Stephen Snelling


Ticket to Hell


It is an infamous episode that seems to be passing almost unnoticed. And yet no other single event during the second world war claimed more East Anglian lives or inflicted greater suffering.

I refer to the beginning of work on the Burma-Thailand Railway, the so-called Railroad of Death, that cost an estimated 102,000 lives to build. Indeed, so many men succumbed during its construction that it has been said that one man died for every sleeper laid.

The overwhelming majority  – perhaps as many as 90,000 – were Asian labourers, but around 12,400 Allied prisoners of war from a total work force of 61,000 also died, victims of disease, starvation, cruelty and neglect.

Jungle ordeal: prisoners of war in one of the railway camps.

Most were men captured when Singapore surrendered in February 1942 with a large proportion belonging to the ill-starred 18th (East Anglian) Division which had been diverted from its planned deployment in the Middle East and sacrificed on the altar of political unity.

I have been remembering these luckless men over the past few days; re-reading some of their pitiful accounts as I prepare to write an article for the Eastern Daily Press, marking the 70th anniversary of this most wretched of all wartime milestones.
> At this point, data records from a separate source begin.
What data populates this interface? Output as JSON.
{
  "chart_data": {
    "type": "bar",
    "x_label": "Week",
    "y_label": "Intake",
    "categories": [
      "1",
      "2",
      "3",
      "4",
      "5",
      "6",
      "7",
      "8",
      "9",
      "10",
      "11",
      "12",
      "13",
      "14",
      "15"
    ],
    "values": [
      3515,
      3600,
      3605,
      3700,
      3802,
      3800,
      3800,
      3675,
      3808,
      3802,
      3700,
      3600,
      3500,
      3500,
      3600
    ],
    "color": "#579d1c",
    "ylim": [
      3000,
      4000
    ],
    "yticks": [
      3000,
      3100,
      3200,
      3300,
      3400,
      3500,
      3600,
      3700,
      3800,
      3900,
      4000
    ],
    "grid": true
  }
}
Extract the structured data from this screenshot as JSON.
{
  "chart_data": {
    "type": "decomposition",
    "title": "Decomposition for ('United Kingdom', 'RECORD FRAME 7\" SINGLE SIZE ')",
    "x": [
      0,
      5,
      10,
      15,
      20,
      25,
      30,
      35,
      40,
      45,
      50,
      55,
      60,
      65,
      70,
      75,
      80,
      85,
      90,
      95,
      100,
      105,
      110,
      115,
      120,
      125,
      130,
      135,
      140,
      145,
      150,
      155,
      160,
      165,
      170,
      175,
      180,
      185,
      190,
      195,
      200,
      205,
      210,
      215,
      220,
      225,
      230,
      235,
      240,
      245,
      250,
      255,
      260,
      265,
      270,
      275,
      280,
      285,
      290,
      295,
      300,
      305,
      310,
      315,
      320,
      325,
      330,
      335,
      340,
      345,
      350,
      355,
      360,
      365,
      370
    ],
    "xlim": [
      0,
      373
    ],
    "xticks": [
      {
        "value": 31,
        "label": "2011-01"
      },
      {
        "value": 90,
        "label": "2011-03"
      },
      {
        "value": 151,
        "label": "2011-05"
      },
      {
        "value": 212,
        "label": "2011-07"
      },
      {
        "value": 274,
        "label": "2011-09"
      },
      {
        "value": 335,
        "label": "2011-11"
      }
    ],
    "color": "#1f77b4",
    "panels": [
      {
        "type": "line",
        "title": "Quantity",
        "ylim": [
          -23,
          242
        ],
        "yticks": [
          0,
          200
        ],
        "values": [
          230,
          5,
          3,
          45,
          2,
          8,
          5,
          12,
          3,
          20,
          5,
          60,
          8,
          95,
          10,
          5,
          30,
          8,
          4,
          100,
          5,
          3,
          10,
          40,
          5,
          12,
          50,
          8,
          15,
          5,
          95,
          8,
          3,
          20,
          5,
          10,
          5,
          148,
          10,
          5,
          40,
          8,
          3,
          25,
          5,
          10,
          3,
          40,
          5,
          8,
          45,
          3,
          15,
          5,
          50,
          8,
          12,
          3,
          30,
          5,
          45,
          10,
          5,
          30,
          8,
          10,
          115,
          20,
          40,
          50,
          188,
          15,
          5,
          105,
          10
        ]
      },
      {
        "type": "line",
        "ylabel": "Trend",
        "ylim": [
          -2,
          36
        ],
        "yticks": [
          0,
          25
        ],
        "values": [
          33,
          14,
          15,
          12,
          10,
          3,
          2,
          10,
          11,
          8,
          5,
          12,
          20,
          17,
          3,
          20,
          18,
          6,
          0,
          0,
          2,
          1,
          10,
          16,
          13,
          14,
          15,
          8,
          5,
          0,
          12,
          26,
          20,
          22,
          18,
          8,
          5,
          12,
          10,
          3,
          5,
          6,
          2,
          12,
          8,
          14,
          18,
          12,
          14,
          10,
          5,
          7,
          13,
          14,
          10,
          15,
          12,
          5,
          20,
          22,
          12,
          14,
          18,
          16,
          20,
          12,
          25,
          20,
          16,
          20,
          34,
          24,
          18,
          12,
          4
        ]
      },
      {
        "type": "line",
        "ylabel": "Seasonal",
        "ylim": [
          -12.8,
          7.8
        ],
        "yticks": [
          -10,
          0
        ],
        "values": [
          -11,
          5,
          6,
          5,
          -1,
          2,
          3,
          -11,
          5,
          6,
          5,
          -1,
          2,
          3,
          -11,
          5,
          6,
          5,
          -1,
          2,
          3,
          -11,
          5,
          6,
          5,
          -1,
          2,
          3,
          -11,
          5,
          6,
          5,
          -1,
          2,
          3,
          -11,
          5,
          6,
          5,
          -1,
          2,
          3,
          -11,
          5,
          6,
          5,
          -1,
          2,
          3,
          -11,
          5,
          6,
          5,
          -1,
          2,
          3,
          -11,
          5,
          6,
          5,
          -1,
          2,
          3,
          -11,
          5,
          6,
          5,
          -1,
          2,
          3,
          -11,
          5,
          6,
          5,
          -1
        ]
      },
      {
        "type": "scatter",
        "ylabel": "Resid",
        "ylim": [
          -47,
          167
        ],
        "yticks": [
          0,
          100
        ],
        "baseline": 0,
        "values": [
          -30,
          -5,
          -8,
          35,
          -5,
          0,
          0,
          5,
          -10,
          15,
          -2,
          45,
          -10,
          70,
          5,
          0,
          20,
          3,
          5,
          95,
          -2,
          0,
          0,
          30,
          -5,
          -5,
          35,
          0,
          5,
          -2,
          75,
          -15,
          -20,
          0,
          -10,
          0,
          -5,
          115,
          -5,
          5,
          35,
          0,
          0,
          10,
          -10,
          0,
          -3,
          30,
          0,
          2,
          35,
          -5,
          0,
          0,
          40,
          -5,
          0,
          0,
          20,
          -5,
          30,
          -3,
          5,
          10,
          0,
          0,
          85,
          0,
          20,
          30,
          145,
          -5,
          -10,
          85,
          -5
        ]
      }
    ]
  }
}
I say anniversary, but there is no particular date that may be said to be the precise starting point for this hideously miraculous feat of engineering. Preparation for the work had begun as early as the spring with advance parties leaving prison camps on Singapore island in April. But construction did not really get under way until the autumn, by which time new camps had sprung up at either end of the line.

Few of the prisoners who left Singapore during the summer and autumn of 1942 had the slightest idea of where they were headed or what they were to do whenever they reached their destination. Most, in their naïveity, imagined that no matter what their fate it could not be any worse than anything they had previously experienced.

Many, like Charlie Carpenter, a pre-war regular serving in the 5th Royal Norfolks, were keen to go. “Although the work was certain to be arduous, the rewards, we were promised, would be greater. A bigger rice allowance, more fresh meat and vegetables and we would be paid at the rate of 20 Japanese dollars a month – enough to buy extras.”

Rarely can so many have been so utterly duped.

It took only a matter of days for the dreadful truth to dawn on them – the illusion lasting no longer than the miserable 1,200 mile rail journey north, through Malaya into Thailand.

Eddie Knowles was among a party of East Anglians who departed Singapore in October 1942 for ‘destination unknown’. The agony began the moment they stepped aboard the trains with 31 men crammed into a single 30ft long steel box truck.

Eddie Knowles: Norfolk soldier turned railway slave labourer.

“As hot and uncomfortable as it was in the daylight hours with no ventilation except when we were able to open the side sliding doors… it was far worse at night,” wrote Eddie. “It was possible to stand or sit down, but lying down to sleep was out of the question…”

To Charlie Carpenter the journey was simply “hellish”. “It was hot and sticky, and some of the men were already suffering from a mild form of dysentery. The stench became unbearable…”

Yet, bad though it was, what followed during the year-long construction programme would prove infinitely worse. Worse, in fact, than their worst nightmares.

Indeed, for all too many, that gruelling train ride northwards would prove a one-way journey. “We didn’t know it at the time,” wrote Eddie, “but most of the lads in our rail truck were destined never to leave the Far East again…”

Under fire: the bridges over the Kwai at Tamarkan shortly after the end of the war. The effects of Allied air force bombing is clearly visible.

An infamous anniversary to be sure. But one that should never be forgotten.